Reading is breathing in. Writing is breathing out.
During the school year, I teach American Literature and spend A TON of time digging into the finer points of fiction. But no school means that I can read whatever I want! So each Wednesday throughout the summer, I’ll try to post a sort of living, breathing “works in progress” reading list of a handful of books I’m working through, along with a few lines about what I’m learning as I go.I once heard it said that the books you are reading today is the person you'll become in five years. I really like that idea. Click To Tweet
Fair warning: I’m a “dabbler,” who works in spurts through a ton of different books at a time. Audiobooks, Kindle, PD reads, leisure reading, and a whole bunch of non-fiction books — usually for professional growth along the lines of personal branding or dedicated research for future projects on down the line.
This week’s audio book:*
Ron Clark – Move Your Bus
Beep Beep!: In any organization, there are the folks who do the work and the folks who are perfectly content allowing others to do so. In Ron Clark’s Move Your Bus, he breaks the typical types of folks you’ll encounter in just about every workplace under the sun down to a series of handy types including “walkers,” “joggers,” and “runners.” If you’re a manager, a principal, or a department chair in charge of any number of individuals — it’s a really good idea to get a feel for just who, exactly, is riding on your bus before you attempt to hit the road with your next project.

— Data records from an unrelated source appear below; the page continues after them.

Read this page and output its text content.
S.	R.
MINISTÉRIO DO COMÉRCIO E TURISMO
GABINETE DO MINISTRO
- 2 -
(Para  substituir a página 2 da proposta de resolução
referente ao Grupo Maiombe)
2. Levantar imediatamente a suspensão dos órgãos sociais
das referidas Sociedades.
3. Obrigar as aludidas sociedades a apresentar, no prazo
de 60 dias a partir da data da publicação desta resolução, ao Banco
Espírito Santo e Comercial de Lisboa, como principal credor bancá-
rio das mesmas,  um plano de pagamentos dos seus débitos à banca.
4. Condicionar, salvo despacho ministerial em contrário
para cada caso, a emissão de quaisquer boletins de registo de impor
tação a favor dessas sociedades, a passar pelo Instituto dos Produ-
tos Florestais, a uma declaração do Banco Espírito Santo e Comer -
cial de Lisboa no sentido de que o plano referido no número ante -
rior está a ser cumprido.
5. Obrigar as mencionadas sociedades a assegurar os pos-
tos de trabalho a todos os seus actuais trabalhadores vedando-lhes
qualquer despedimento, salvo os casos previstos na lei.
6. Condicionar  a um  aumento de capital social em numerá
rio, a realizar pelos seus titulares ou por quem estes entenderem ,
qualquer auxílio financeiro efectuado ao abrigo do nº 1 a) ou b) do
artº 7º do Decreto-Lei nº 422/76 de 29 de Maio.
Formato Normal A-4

And Move Your Bus is all about getting the right people on board AND seated where they belong before we run into some serious bumps in the road.
Verdict: A fun, breezy read that can give you an inside track on some broadly defined personality types, that can save you a ton of headaches when dealing with management (including classroom management!).
This week’s PD read:
Katie McKnight – Literacy & Learning Centers: Content Area and Disciplinary Literacy Tools for Grades 4-12
3-2-1, ROTATE!: Dr. Katie McKnight is an absolute godsend to teachers looking to make strategic use of centers (or “stations”) activities in their classrooms. I first connected with her at the National Catholic Education Association annual conference in Atlanta (I think?) a few years back, and I was blown away by how elegant and artful her presentation was and how thoughtfully she managed to incorporate what seemed to be like a very simple (and easily dismissed as “elementary”) activity into classrooms designed for bigger kids. For me, this was an absolute game-changer: writing stations, reading stations, teacher-talk stations, and super fast feedback became an immediate cornerstone of my pedagogy — and with a quick splash of team vs. team competition thrown in for good measure, Dr. McKnight’s literacy and learning centers model actually formed the essential backbone of the game-changing #QRBreakIN pedagogy I went on to develop as a sort of “REVERSE” escape room where student squads compete against one another to teach themselves pretty much any content under the sun.
Verdict: Way beyond the hypothetical and super thorough in outlining the “how” where the rubber hits the road, this book is an outstanding addition to any teacher’s toolbox. Can’t say enough great things!
This week on Kindle:
Angie Thomas – The Hate U Give
Black Lives Matter: I downloaded this book at the tail end of last summer and had every intention of getting it read by the start of the school year, but — as teachers know all too well — the school year can be crazy for leisure reading, and so this has sat in my Kindle library for a full year before the past week or so when I’ve finally had the chance to settle down and give it a read. (Again, I teach literature and fiction all year long — so my reading outside of school is typically a whole lot of professional development and non-fiction during the months of September through May). All that said — this book is a MUST. READ. for anyone who teaches teenagers. Or for teachers of students who hail from minority families. Or for educators who teach in 2019 in general. Even though it’s technically Y.A. fiction, this book hits very close to home in an era of heightened sensitivity to media bias, police activity, and political division. It’s not sunshine and rainbows (and if you’re thinking about teaching it in your own classroom, definitely be sure to give it a read before you do, as it contains a number of items including coarse dialogue, violence, drug use, and sexually suggestive passages that may not quite be appropriate for your school or grade level) — but it is absolutely worth your time.
Verdict: Without a doubt, The Hate U Give is the book that you need to be reading right now if you haven’t done so already. Forget The Hunger Games — this is Y.A. literature with a conscience.
*A quick note on Audiobooks: Two hours of commuting every day = lots of time to “read” in the car! And yes, audiobooks absolutely count as reading. The research is super clear on this point, especially for readers with learning differences — including folks with dyslexia like me — and I wholeheartedly encourage my students to do the exact same thing.